Jacques-Henri Lartigue est un peintre et photographe majeur du XXe siècle, né en 1894 d'un père qui pratiquait la photographie en amateur. Passionné par l’automobile, l’aviation et tous les sports, il photographie des manifestations sportives et, ensuite, menant une vie luxueuse et mondaine, il met en scène des célébrités, ce qui le rend célèbre aux Etats-Unis. On le présente comme « le génie du noir et blanc ».

Parallèlement à la photo et la peinture, il entreprend la rédaction d’un journal qu’il poursuivra toute sa vie. Ce journal publié pour la période de 1932 à 1985 sous le titre de « L’œil de la mémoire » inclut quelques pages sur ses vacances en juillet 1939 avec René-Guillaume Bolloré, le fils de « son ami René ».

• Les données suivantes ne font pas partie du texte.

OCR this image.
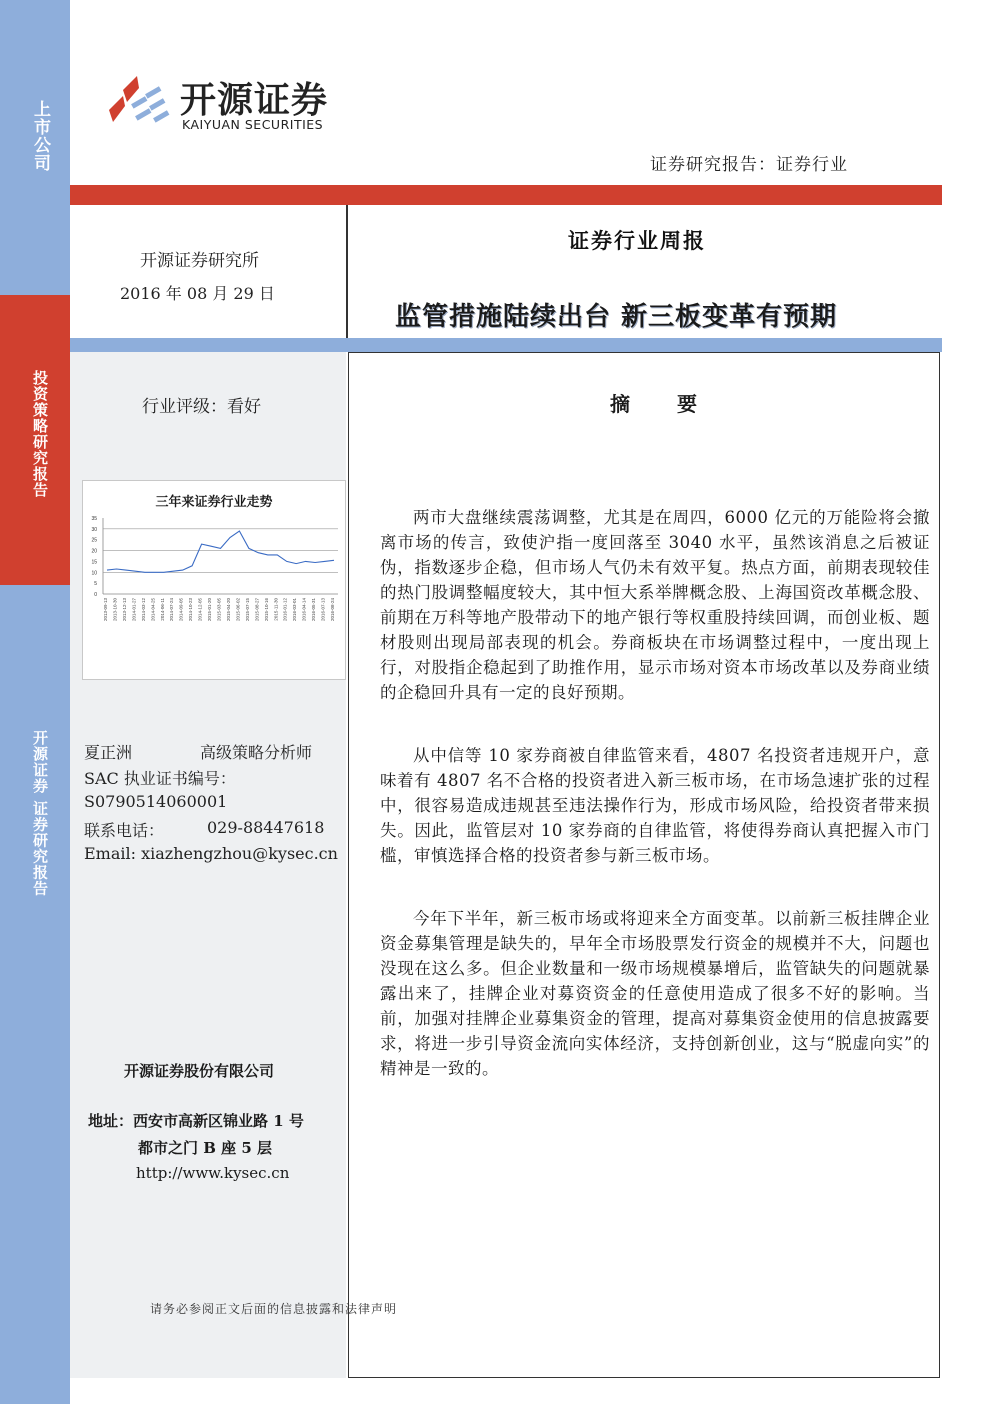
上市公司
投资策略研究报告
开源证券 证券研究报告
开源证券
KAIYUAN SECURITIES
证券研究报告：证券行业
开源证券研究所
2016 年 08 月 29 日
证券行业周报
监管措施陆续出台 新三板变革有预期
行业评级：看好
三年来证券行业走势
35
30
25
20
15
10
5
0
2013-09-13 2013-10-30 2013-12-13 2014-01-27 2014-03-12 2014-04-25 2014-06-11 2014-07-24 2014-09-05 2014-10-23 2014-12-05 2015-01-20 2015-03-05 2015-04-20 2015-06-02 2015-07-15 2015-08-27 2015-10-16 2015-11-30 2016-01-12 2016-03-01 2016-04-14 2016-05-31 2016-07-13 2016-08-24
夏正洲	高级策略分析师
SAC 执业证书编号：
S0790514060001
联系电话：	029-88447618
Email: xiazhengzhou@kysec.cn
开源证券股份有限公司
地址：西安市高新区锦业路 1 号
都市之门 B 座 5 层
http://www.kysec.cn
摘 要

两市大盘继续震荡调整，尤其是在周四，6000 亿元的万能险将会撤离市场的传言，致使沪指一度回落至 3040 水平，虽然该消息之后被证伪，指数逐步企稳，但市场人气仍未有效平复。热点方面，前期表现较佳的热门股调整幅度较大，其中恒大系举牌概念股、上海国资改革概念股、前期在万科等地产股带动下的地产银行等权重股持续回调，而创业板、题材股则出现局部表现的机会。券商板块在市场调整过程中，一度出现上行，对股指企稳起到了助推作用，显示市场对资本市场改革以及券商业绩的企稳回升具有一定的良好预期。

从中信等 10 家券商被自律监管来看，4807 名投资者违规开户，意味着有 4807 名不合格的投资者进入新三板市场，在市场急速扩张的过程中，很容易造成违规甚至违法操作行为，形成市场风险，给投资者带来损失。因此，监管层对 10 家券商的自律监管，将使得券商认真把握入市门槛，审慎选择合格的投资者参与新三板市场。

今年下半年，新三板市场或将迎来全方面变革。以前新三板挂牌企业资金募集管理是缺失的，早年全市场股票发行资金的规模并不大，问题也没现在这么多。但企业数量和一级市场规模暴增后，监管缺失的问题就暴露出来了，挂牌企业对募资资金的任意使用造成了很多不好的影响。当前，加强对挂牌企业募集资金的管理，提高对募集资金使用的信息披露要求，将进一步引导资金流向实体经济，支持创新创业，这与“脱虚向实”的精神是一致的。

请务必参阅正文后面的信息披露和法律声明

En voici quelques extraits chronologiques, qu'il est intéressant de rapprocher des planches de ces vacances dans son album-photo conservé à la Médiathèque de Charenton-le-Pont :

  • Le résumé de l'escapade : « Ce voyage en Bretagne avec la Bugatti de Bolloré d’où nous avons ramené un petit caniche rond comme une éponge, "Noisette". »
  • Son hôte est René-Guillaume Bolloré (1911-1999), fils de son ami René décédé en 1935 : « Le René Bolloré de maintenant n’est plus le René Bolloré de 1926 : c’est son fils. Avec le même nom, presque les mêmes qualités et les mêmes défauts — en un peu moins bien — comme un collier de perles imitation. »
  • Dès le 29 juillet, avec Coco [1] son épouse, ils font la route de Paris à Quimper : « Bugatti 3 litres 4. La voiture de sport la plus extraordinaire du moment. Route de Bretagne : lui, Coco, moi. Démarrage de voiture de course, tenue de route incroyable. »
  • Sur place, ils rejoignent l'épouse de René-Guillaume, Céline Rhalavsky [2], alias Lyne Clevers sur scène : « Odet : dans ce château que je connais déjà, je vais faire le portrait de cette comique petite chanteuse Lyne Clevers devenue "châtelaine" en devenant madame Bolloré. »
  • Les occupations au manoir d'Odet : « Pêches miraculeuses dans la rivière de l’usine à papier, les hectares du grand parc, la petite chapelle vide ... »
  • Les sorties en mer : « Le bateau de René Bolloré père s’appelait le « Dahu II », celui du René de maintenant est le « Dahu III ». Ce n’est plus un petit yacht suédois en bois précieux, c’est un bateau à voiles peut-être moins luxueux mais plus « marin » ».
  • Des sorties familiales et des essais de scaphandre : « Les glénans. 5 heures du matin : Trois reflets de trois bateaux. Des reflets si figés que les images des mâts elles-mêmes ne font aucun zig-zag. Le Dahu III, la pinasse hollandaise de madame Bolloré mère (veuve de mon ami René Bolloré numéro 1) et le bateau d’un autre de ses fils. »
  • Et une angoisse en arrière-plan : « Avec des bruits de guerre qui, de temps à autre, tombent dans mes joies comme une pierre.  »

[modifier] Textes choisis

PARIS AOÛT 1938

Je n’ai pas parlé de mon exposition chez Charpentier. Aboutissement de tant de choses. Les immenses salles du bas pour moi tout seul avec tous mes trop grands tableaux revenus dans ces espaces, à des « tailles normales ». Je n’ai pas parlé non plus de ce voyage en Bretagne avec la Bugatti de Bolloré d’où nous avons ramené un petit caniche rond comme une éponge, « Noisette ». Et ce matin il faut que je parle de la chose à laquelle j’ai le plus horreur de penser. La « Guerre ».


29 JUILLET 1939

René Bolloré. Le René Bolloré de maintenant n’est plus le René Bolloré de 1926 : c’est son fils. Avec le même nom, presque les mêmes qualités et les mêmes défauts — en un peu moins bien — comme un collier de perles imitation. Pourquoi toujours en « un peu moins bien » et pas en « un peu mieux », à mesure que les générations avancent ?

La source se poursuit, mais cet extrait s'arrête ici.